The Court concluded that the insurer’s denial of benefits was “arbitrary and capricious” and the insured was entitled to judgment in his favor. Notably, the Court also recognized the “inherent conflict of interest” when the insurer acts as claims administrator. Thus, courts apply a “heightened” or stricter standard of review to benefits denials.
In Weiss v. Prudential Ins. Co. of Am., 497 F. Supp. 2d 606 (D.N.J. 2007), the district court ruled in favor of the insured, a teacher who fell and injured himself. The insurer denied his LTD benefits claim under a regular occupation clause that read:
Regular occupation means the occupation you are routinely performing when your disability occurs. Prudential will look at your occupation as it is normally performed instead of how the work tasks are performed for a specific employer or at a specific location.

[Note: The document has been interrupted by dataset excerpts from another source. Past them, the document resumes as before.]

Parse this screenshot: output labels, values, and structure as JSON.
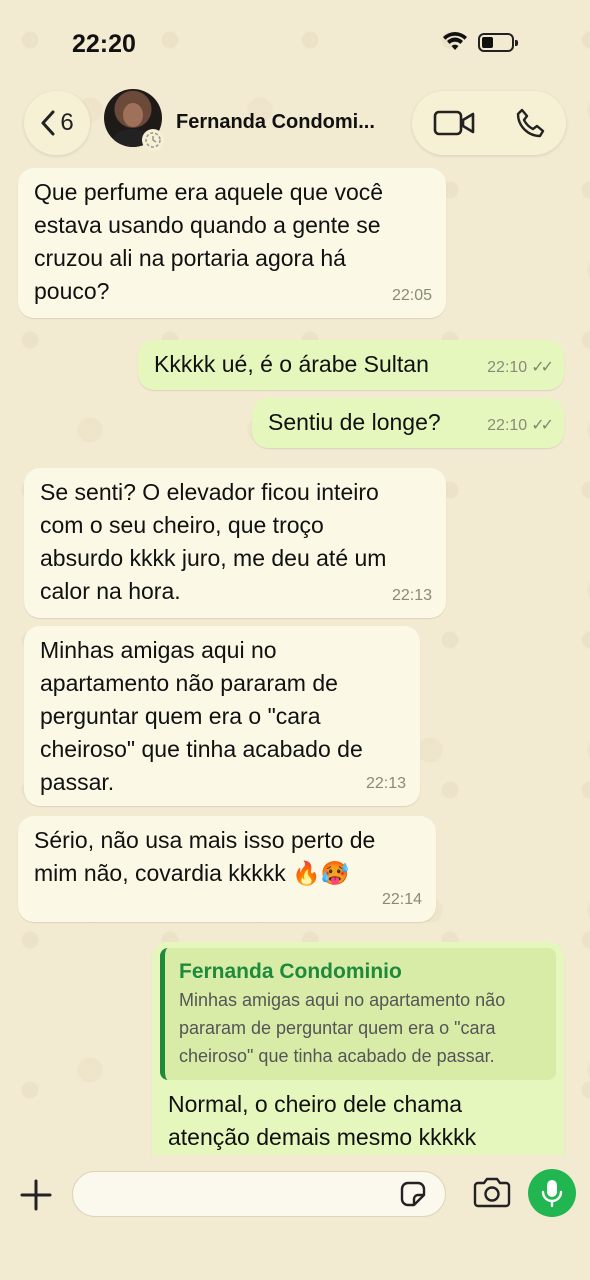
{
  "status": {
    "time": "22:20"
  },
  "header": {
    "back_count": "6",
    "contact_name": "Fernanda Condomi..."
  },
  "messages": [
    {
      "text": "Que perfume era aquele que você\nestava usando quando a gente se\ncruzou ali na portaria agora há\npouco?",
      "time": "22:05"
    },
    {
      "text": "Kkkkk ué, é o árabe Sultan",
      "time": "22:10"
    },
    {
      "text": "Sentiu de longe?",
      "time": "22:10"
    },
    {
      "text": "Se senti? O elevador ficou inteiro\ncom o seu cheiro, que troço\nabsurdo kkkk juro, me deu até um\ncalor na hora.",
      "time": "22:13"
    },
    {
      "text": "Minhas amigas aqui no\napartamento não pararam de\nperguntar quem era o \"cara\ncheiroso\" que tinha acabado de\npassar.",
      "time": "22:13"
    },
    {
      "text": "Sério, não usa mais isso perto de\nmim não, covardia kkkkk 🔥🥵",
      "time": "22:14"
    },
    {
      "quote_name": "Fernanda Condominio",
      "quote_text": "Minhas amigas aqui no apartamento não\npararam de perguntar quem era o \"cara\ncheiroso\" que tinha acabado de passar.",
      "text": "Normal, o cheiro dele chama\natenção demais mesmo kkkkk"
    }
  ],
  "colors": {
    "incoming": "#fbf8e6",
    "outgoing": "#e5f7bd",
    "accent": "#21b650"
  },
  "icons": [
    "wifi-icon",
    "battery-icon",
    "chevron-left-icon",
    "video-call-icon",
    "phone-icon",
    "plus-icon",
    "sticker-icon",
    "camera-icon",
    "mic-icon",
    "double-check-icon"
  ]
}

The insurer argued that the insured’s occupation was just “teacher” and that he could work in his own occupation as a “light duty teacher.” The Court was not impressed:
Prudential never explained why it classified Weiss simply as a “teacher,” rather than the somewhat more specific title of “special education teacher,” or the even very specific “special education food services teacher” . . . . In sum, Prudential's decision to deny Weiss LTD benefits was arbitrary and capricious because that decision was based upon an unreasonable interpretation of the term “regular occupation.” In other words, had the Policy more clearly stated that those covered under the Policy were simply “teachers” rather than some more specifically defined teacher, then Prudential's decision that Weiss's injuries did not prevent him from performing the job of a light duty teacher would have been a reasonable decision. But given the more generalized definition in the Policy of the term “regular occupation,” Prudential's interpretation of that term cannot be characterized as reasonable under the heightened arbitrary and capricious review standard.
Obviously, individual cases will require fact-heavy analysis of the "occupation" in question and the specific language of the policy.